In another embodiment the illumination device could provide a constant color not designed to be changed.
The input signal 102 may be generated by any number of sources. For example, the input signal 102 may be generated by a user interface such as a button, switch, keyboard, mouse, software interface, graphical user interface, or other user interface, a sensor or transducer, or another source such as a database, network, World Wide Web, or other signal generator (e.g. email alert signal, financial data from the web). The input signal 102 may comprise a combination of signal generators. For example, the lighting system may be responding to financial data and a user interface may be used to adjust the settings of the illumination.
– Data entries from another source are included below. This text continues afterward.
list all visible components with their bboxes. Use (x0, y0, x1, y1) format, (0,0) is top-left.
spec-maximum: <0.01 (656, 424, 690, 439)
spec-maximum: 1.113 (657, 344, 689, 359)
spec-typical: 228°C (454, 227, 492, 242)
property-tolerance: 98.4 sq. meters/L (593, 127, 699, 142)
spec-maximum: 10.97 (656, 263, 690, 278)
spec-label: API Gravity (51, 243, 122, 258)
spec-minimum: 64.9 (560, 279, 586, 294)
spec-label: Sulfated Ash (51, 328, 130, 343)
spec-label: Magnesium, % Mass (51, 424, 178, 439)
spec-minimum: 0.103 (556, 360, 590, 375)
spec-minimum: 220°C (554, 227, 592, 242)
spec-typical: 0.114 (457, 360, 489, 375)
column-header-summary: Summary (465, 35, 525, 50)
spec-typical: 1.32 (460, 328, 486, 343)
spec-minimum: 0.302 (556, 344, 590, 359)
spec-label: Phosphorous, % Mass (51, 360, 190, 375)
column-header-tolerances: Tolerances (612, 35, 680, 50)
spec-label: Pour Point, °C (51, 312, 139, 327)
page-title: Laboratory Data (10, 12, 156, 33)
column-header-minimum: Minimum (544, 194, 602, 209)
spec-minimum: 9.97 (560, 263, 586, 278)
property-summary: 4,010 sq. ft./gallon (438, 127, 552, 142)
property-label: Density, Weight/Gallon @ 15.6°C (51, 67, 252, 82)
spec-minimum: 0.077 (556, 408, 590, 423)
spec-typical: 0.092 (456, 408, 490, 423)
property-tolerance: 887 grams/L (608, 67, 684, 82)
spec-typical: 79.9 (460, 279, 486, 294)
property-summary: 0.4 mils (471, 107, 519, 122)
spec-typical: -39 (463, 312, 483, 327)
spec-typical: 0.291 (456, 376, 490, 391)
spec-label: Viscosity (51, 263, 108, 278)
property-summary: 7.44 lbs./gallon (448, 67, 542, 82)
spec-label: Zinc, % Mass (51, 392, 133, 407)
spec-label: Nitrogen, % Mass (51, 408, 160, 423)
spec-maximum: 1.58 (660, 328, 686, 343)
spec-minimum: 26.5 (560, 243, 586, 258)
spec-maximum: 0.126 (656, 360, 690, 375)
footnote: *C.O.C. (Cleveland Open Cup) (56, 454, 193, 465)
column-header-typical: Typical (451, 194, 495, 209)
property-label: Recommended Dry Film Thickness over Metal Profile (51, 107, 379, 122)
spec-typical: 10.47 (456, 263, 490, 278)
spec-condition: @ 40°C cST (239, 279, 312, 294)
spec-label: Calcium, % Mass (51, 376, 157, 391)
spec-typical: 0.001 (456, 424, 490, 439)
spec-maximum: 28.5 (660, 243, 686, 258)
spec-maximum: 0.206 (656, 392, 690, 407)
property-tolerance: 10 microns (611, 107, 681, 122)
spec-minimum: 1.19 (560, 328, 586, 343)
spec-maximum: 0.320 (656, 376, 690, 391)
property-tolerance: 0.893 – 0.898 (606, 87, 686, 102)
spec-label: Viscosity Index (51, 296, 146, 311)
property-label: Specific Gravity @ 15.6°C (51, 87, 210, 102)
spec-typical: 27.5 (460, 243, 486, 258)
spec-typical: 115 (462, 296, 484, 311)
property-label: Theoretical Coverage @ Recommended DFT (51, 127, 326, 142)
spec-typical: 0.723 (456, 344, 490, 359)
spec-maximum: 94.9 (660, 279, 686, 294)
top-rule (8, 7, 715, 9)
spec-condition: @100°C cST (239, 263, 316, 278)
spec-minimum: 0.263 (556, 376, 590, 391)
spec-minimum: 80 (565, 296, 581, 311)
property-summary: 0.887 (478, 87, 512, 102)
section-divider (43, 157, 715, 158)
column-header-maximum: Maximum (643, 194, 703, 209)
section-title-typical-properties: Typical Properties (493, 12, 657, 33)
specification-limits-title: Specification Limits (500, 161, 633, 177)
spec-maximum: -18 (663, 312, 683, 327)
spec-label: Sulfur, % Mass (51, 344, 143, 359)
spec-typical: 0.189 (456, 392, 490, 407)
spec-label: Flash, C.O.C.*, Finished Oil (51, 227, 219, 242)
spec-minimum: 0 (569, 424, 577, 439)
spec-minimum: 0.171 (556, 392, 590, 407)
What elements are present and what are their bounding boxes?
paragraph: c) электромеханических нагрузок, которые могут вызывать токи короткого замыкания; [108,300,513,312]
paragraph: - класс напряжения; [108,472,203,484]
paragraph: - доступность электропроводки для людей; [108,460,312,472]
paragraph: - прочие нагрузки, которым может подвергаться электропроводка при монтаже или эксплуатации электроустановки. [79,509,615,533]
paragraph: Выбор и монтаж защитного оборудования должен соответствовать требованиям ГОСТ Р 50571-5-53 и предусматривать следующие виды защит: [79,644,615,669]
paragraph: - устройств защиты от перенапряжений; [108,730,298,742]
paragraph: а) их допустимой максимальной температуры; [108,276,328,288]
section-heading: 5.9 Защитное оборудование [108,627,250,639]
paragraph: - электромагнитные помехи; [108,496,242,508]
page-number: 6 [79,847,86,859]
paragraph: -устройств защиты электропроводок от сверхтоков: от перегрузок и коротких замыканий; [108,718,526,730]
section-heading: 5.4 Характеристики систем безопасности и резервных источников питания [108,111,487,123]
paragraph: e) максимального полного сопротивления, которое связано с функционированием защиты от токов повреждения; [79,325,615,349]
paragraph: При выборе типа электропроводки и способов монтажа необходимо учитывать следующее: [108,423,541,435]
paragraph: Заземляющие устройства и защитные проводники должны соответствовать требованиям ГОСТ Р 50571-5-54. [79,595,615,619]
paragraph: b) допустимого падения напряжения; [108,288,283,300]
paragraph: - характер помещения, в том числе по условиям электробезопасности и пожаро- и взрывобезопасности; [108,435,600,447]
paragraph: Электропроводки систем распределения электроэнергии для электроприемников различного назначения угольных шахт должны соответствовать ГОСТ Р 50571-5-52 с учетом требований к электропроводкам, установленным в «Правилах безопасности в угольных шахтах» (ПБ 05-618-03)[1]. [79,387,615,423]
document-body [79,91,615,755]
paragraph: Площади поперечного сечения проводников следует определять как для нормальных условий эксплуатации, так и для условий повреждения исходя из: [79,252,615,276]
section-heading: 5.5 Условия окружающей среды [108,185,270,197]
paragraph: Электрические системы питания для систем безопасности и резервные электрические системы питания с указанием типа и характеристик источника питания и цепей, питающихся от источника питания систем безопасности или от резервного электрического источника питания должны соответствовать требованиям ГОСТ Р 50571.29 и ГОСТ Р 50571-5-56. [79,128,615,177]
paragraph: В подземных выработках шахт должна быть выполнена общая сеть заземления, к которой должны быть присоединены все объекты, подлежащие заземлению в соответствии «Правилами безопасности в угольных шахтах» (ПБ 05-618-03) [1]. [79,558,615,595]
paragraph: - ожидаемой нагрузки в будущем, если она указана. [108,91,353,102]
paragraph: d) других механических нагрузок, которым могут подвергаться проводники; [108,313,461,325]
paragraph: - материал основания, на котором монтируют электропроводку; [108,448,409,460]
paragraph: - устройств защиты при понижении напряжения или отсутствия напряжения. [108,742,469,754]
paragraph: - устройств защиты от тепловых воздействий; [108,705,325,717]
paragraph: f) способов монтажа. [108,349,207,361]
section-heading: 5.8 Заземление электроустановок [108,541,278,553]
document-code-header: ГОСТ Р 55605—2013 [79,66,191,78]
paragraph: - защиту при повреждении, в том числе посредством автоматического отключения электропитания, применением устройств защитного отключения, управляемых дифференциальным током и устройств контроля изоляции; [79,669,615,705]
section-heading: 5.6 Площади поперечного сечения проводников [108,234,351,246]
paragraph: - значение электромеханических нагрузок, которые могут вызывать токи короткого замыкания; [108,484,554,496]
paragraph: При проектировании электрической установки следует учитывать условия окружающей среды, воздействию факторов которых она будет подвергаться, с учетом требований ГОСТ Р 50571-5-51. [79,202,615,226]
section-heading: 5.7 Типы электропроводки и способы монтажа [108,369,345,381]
In one embodiment, the input signal 102 may be converted into a lighting control signal. For example, the input signal 102 may be generated and or encoded with information corresponding to its source. Upon receipt of such a signal, a system according to one embodiment of the invention may generate corresponding lighting control signals. The generator may analyze the input signal and find that it originated from a financial database, for example. The generator may then select or generate control signals based on this information. The generator may be a processor that selects lighting control signals from an associated memory, generates a control signal based on an algorithm, modifies a control signal or program, selects a table or generates control signals through other methods. It should be appreciated that there are a number of ways to generate lighting control signals and the present invention should not be limited to any particular method.
In one embodiment, the control signals 104 may be communicated to a light system 108 arranged to illuminate an enclosure or portion thereof. In one embodiment, the light system may include at least one LED. In another embodiment, the light system may include two or more LEDs of different colors, wherein at least one of the LEDs is controlled through the control signal in such a way as to change the color of the emitted light from the light system. The light system may include three different colored LEDs (e.g. red, green, and blue) wherein the three colors are independently controlled through the control signals such that the emitting light from the light system can be changed.
As used herein, the term “LED” should be understood to include light emitting diodes of all types, light emitting polymers, semiconductor dies that produce light in response to current, organic LEDs, electro-luminescent strips, and other such systems. “LED” may refer to a single light emitting diode having multiple semiconductor dies that are individually controlled. It should also be understood that the term “LED” does not restrict the package type of the LED. The term “LED” includes packaged LEDs, non-packaged LEDs, surface mount LEDs, chip on board LEDs and LEDs of all other configurations. The term “LED” also includes LEDs packaged or associated with material (e.g. a phosphor) wherein the material may convert energy from the LED to a different wavelength.
While the invention has been disclosed in connection with the preferred embodiments shown and described in detail, various modifications and improvements thereon will become readily apparent to those skilled in the art. Accordingly, the spirit and scope of the present invention falls within the scope of the following claims and their equivalents.